Variables
Command-line variable assignment
To assign variables from the command-line, -v
can be used:
$ awk -v myvar="hello" 'BEGIN {print myvar}'
hello
Note that there are no spaces around the equal sign.
This allows to use shell variables:
$ shell_var="hello"
$ awk -v myvar="$shell_var" 'BEGIN {print myvar}'
hello
Also, this allows to set built-in variables that control awk
:
See an example with FS
(field separator):
$ cat file
1,2;3,4
$ awk -v FS="," '{print $2}' file
2;3
$ awk -v FS=";" '{print $2}' file
3,4
Or with OFS
(output field separator):
$ echo "2 3" | awk -v OFS="--" '{print $1, $2}'
2--3
$ echo "2 3" | awk -v OFS="+" '{print $1, $2}'
2+3
Passing parameters to a program using the -v option
The option -v
followed by an assignment of the form variable=value can be used to pass parameters to an awk program. This is illustrated by the punishment program below, whose job is to write count times the sentence “I shall not talk in class.” on standard output. The following example uses the value 100, which is very popular among teachers:
awk -v count=100 'BEGIN {
for(i = 1; i <= count; ++i) {
print("I shall not talk in class.")
}
exit
}'
It is possible to pass multiple parameters with repeated usage of the -v
flag:
awk -v count=100 -v "sentence=I shall not talk in class." 'BEGIN {
for(i = 1; i <= count; ++i) {
print(sentence)
}
exit
}'
There is no built-in support for array or list parameters, these have to be handled manually. A classical approach to pass a list parameter is to concatenate the list using a delimiter, popular choices are :
, |
or ,
. The split function then allows to recover the list as an awk array:
awk -v 'serialised_list=a:b:c:d:e:f' 'BEGIN {
list_sz = split(serialised_list, list, ":")
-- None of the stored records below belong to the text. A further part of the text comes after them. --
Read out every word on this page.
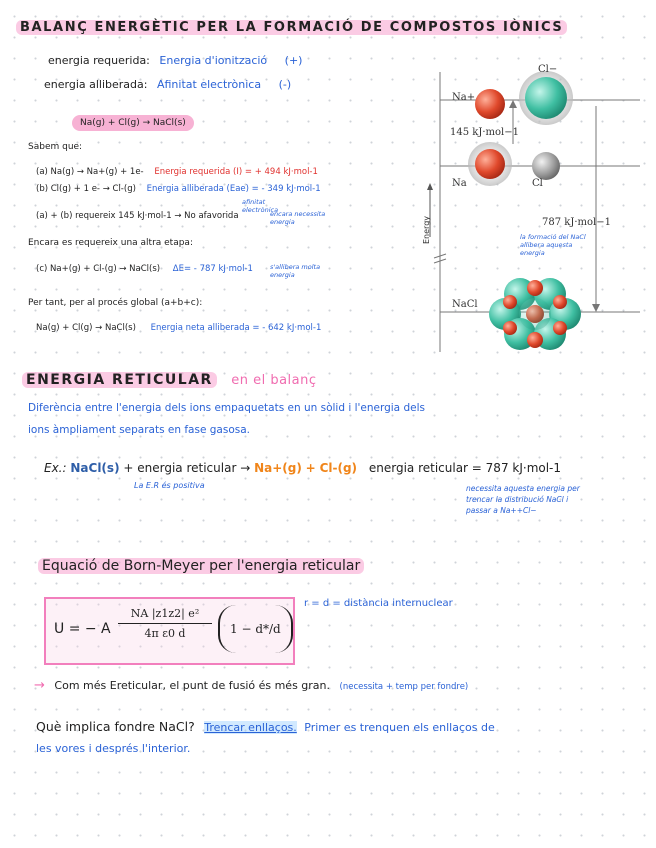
BALANÇ ENERGÈTIC PER LA FORMACIÓ DE COMPOSTOS IÒNICS
energia requerida: Energia d'ionització (+)
energia alliberada: Afinitat electrònica (-)
Na(g) + Cl(g) → NaCl(s)
Sabem que:
(a) Na(g) → Na+(g) + 1e- Energia requerida (I) = + 494 kJ·mol-1
(b) Cl(g) + 1 e- → Cl-(g) Energia alliberada (Eae) = - 349 kJ·mol-1
afinitat electrònica
(a) + (b) requereix 145 kJ·mol-1 → No afavorida	encara necessita energia
Encara es requereix una altra etapa:
(c) Na+(g) + Cl-(g) → NaCl(s) ΔE= - 787 kJ·mol-1	s'allibera molta energia
Per tant, per al procés global (a+b+c):
Na(g) + Cl(g) → NaCl(s) Energia neta alliberada = - 642 kJ·mol-1
Na+
Cl−
Na	Cl
NaCl
145 kJ·mol−1
787 kJ·mol−1
Energy	la formació del NaCl allibera aquesta energia
ENERGIA RETICULAR en el balanç
Diferència entre l'energia dels ions empaquetats en un sòlid i l'energia dels
ions àmpliament separats en fase gasosa.
Ex.: NaCl(s) + energia reticular → Na+(g) + Cl-(g) energia reticular = 787 kJ·mol-1
La E.R és positiva	necessita aquesta energia per trencar la distribució NaCl i passar a Na++Cl−
Equació de Born-Meyer per l'energia reticular
U = − A
NA |z1z2| e²
4π ε0 d	1 − d*/d
r = d = distància internuclear
→ Com més Ereticular, el punt de fusió és més gran. (necessita + temp per fondre)
Què implica fondre NaCl? Trencar enllaços. Primer es trenquen els enllaços de
les vores i després l'interior.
for(i = 1; i <= list_sz; ++i) {
printf("list: %d: %s\n", i, list[i])
}
exit
}'
The output of this awk program is
list: 1: a
list: 2: b
list: 3: c
list: 4: d
list: 5: e
list: 6: f
Sometimes it is more convenient to recover list items as keys of an awk array, as this allows easy membership verification. For instance, the following program print each line whose first word does not belong to a fixed list of exceptions:
awk -v 'serialised_exception_list=apple:pear:cherry' 'BEGIN {
_list_sz = split(serialised_exception_list, _list, ":")
for(i = 1; i <= _list_sz; ++i) {
exception[_list[i]]
}
}
! ($1 in exception) { print }' <<EOF
apple Apples are yummy, I like them.
pineapple Do you like pineapple?
EOF
The output of this program is
pineapple Do you like pineapple?
As a final example, we show how to wrap the punishment program into a shell script, as this illustrates how a shell script conveys parameters to an auxiliary awk script:
#!/bin/sh
usage()
{
cat <<EOF
Usage: punishment [-c COUNT][-s SENTENCE]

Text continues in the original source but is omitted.